She went, therefore, one Sunday evening, to Thornwick, and requested to see Mr. Wardour.
It was plainly an unwilling interview he granted her, but she was not thereby deterred from opening her mind to him.
"I fear, Mr. Wardour," she said, "—I come altogether without authority—but I fear Letty has been rather hurried in her engagement with Mr. Helmer. I think she dreads being married—at least so soon."
"You would have her break it off?" said Godfrey, with cold restraint.
"No; certainly not," replied Mary; "that would be unjust to Mr. Helmer. But the thing was so hastened, indeed, hurried, by that unhappy accident, that she had scarcely time to know her own mind."
"Miss Marston," answered Godfrey, severely, "it is her own fault—all and entirely her own fault."
"But, surely," said Mary, "it will not do for us to insist upon desert.
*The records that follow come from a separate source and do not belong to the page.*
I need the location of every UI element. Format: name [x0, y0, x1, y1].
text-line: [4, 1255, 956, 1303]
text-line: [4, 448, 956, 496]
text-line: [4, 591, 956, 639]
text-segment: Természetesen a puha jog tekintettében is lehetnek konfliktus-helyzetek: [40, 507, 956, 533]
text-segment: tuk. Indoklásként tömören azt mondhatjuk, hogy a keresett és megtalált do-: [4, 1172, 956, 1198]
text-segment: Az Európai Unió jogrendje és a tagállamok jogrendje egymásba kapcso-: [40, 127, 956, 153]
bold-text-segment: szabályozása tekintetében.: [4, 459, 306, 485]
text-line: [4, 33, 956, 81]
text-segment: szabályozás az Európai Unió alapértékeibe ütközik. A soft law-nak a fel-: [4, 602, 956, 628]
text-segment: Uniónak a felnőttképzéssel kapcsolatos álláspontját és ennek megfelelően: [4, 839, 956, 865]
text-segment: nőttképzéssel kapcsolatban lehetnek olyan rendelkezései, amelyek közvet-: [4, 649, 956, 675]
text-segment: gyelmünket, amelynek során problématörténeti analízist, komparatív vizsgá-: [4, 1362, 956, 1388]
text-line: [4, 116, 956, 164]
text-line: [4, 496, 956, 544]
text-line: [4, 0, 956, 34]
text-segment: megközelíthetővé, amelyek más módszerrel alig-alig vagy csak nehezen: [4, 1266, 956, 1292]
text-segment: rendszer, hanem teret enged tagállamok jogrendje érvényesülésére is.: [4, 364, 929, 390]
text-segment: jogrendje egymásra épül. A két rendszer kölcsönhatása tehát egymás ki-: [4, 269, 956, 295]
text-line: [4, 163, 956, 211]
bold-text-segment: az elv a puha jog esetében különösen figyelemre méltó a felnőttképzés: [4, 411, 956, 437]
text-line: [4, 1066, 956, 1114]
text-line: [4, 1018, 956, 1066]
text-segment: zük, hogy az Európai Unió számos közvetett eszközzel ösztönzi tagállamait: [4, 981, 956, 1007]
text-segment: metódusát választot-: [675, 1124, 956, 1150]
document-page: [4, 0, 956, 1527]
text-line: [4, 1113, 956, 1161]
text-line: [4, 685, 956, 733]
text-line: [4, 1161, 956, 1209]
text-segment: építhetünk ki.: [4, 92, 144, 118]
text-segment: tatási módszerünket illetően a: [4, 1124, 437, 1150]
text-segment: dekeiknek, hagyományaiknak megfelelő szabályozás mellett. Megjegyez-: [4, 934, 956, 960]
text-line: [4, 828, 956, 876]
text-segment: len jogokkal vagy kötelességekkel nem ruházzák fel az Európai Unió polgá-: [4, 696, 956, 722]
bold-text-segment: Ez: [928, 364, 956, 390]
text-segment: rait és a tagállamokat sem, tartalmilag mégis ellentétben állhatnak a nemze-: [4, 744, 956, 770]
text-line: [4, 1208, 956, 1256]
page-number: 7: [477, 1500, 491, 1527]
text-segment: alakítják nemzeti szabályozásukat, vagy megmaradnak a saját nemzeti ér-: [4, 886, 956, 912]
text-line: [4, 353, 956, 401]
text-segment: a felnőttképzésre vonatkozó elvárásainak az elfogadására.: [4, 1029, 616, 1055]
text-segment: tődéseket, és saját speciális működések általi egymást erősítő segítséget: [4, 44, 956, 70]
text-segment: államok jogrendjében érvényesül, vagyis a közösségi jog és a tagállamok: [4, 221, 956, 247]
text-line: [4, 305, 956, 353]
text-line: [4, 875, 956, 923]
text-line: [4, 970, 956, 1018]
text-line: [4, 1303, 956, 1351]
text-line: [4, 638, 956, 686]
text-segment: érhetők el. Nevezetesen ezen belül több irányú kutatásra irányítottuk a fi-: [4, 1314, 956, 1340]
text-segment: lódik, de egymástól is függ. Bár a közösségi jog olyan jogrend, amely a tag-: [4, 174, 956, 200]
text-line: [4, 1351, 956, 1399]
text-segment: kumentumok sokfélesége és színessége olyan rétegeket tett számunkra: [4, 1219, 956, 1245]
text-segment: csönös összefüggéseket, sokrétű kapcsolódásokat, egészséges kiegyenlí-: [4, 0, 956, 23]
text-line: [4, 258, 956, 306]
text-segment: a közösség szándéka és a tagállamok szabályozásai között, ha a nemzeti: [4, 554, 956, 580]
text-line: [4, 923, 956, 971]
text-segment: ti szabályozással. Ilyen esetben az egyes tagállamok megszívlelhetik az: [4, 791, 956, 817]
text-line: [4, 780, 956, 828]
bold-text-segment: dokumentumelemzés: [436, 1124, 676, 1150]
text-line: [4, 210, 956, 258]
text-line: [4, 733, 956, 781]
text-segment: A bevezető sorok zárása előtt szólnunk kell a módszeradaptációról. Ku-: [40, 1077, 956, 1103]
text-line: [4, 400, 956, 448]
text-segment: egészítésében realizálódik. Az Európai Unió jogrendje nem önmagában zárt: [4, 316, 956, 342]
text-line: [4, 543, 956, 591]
That is not how we are treated ourselves."
"Is it not?" returned Godfrey, angrily. "My experience is different. I am sure my faults have come back upon me pretty sharply.—She must marry the fellow, or her character is gone."
"I am unwilling to grant that, Mr. Wardour. It was wrong in her to have anything to say to Mr. Helmer without your knowledge, and a foolish thing to meet him as she did; but Letty is a good girl, and you know country ways are old-fashioned, and in itself there is nothing wicked in having a talk with a young man after dark."
"You speak, I dare say, as such things arc regarded in—certain strata of society," returned Godfrey, coldly; "but such views do not hold in that to which either of them belongs."